Inspiration
/giphy for Slack + Timehop for Facebook.
What it does
GIFMinute sorts a users last 3200 tweets by sentiment (using NLTK), applying a filter so it does not get too many closely-related tweets, then queues the top tweets for the user, complete with a great GIF from GIPHY.
- User logs in using Twitter
- App grabs their latest 3200 tweets (max set by Twitter)
- App sends the tweets to the AWS Lambda endpoint
- The AWS Lambda endpoint runs text sentiment analysis on each tweet, controlling for stopwords and the like.
- The Lambda Python script sorts the tweets by a 'delightfulness' score and sends them back to the Rails app.

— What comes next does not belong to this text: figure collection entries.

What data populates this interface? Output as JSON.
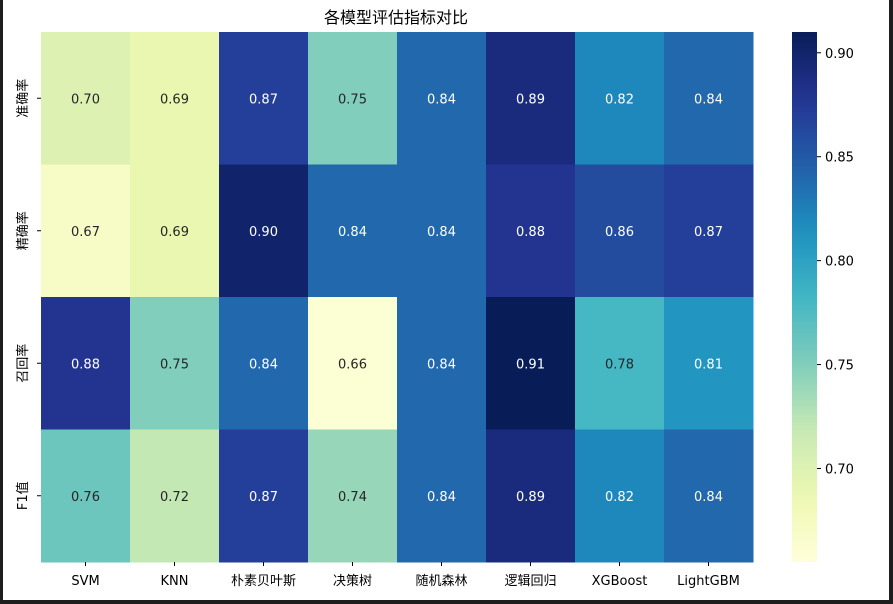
{
  "chart_data": {
    "type": "heatmap",
    "title": "各模型评估指标对比",
    "x_categories": [
      "SVM",
      "KNN",
      "朴素贝叶斯",
      "决策树",
      "随机森林",
      "逻辑回归",
      "XGBoost",
      "LightGBM"
    ],
    "y_categories": [
      "准确率",
      "精确率",
      "召回率",
      "F1值"
    ],
    "values": [
      [
        0.7,
        0.69,
        0.87,
        0.75,
        0.84,
        0.89,
        0.82,
        0.84
      ],
      [
        0.67,
        0.69,
        0.9,
        0.84,
        0.84,
        0.88,
        0.86,
        0.87
      ],
      [
        0.88,
        0.75,
        0.84,
        0.66,
        0.84,
        0.91,
        0.78,
        0.81
      ],
      [
        0.76,
        0.72,
        0.87,
        0.74,
        0.84,
        0.89,
        0.82,
        0.84
      ]
    ],
    "value_labels": [
      [
        "0.70",
        "0.69",
        "0.87",
        "0.75",
        "0.84",
        "0.89",
        "0.82",
        "0.84"
      ],
      [
        "0.67",
        "0.69",
        "0.90",
        "0.84",
        "0.84",
        "0.88",
        "0.86",
        "0.87"
      ],
      [
        "0.88",
        "0.75",
        "0.84",
        "0.66",
        "0.84",
        "0.91",
        "0.78",
        "0.81"
      ],
      [
        "0.76",
        "0.72",
        "0.87",
        "0.74",
        "0.84",
        "0.89",
        "0.82",
        "0.84"
      ]
    ],
    "colormap": "YlGnBu",
    "vmin": 0.655,
    "vmax": 0.91,
    "colorbar_ticks": [
      0.7,
      0.75,
      0.8,
      0.85,
      0.9
    ],
    "colorbar_tick_labels": [
      "0.70",
      "0.75",
      "0.80",
      "0.85",
      "0.90"
    ],
    "colorbar_placement": "right",
    "grid": false,
    "xlabel": "",
    "ylabel": ""
  }
}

- The Lambda Python script also sends back the keywords from each tweet to use for GIF sourcing
- The Rails app grabs a GIF from GIPHY
- The Rails app shows the top tweets to the user.
How we built it
The main app handling web requests and Twitter auth is in Ruby/Rails. The natural language processing happens in Python, via AWS Lambda.
Challenges we ran into
Accomplishments that we're proud of
Learning to use Lambda and connect a Rails app with a Python ML script/model.
What we learned
AWS Lamba requires more config than expected if you're trying to do natural language processing.
What's next for GIFMinute
- Reverse sentiment. Seeing your angriest tweets GIF-ified is also hilarious.
- Revise and launch.
- Create invite/referral system for rolling it out.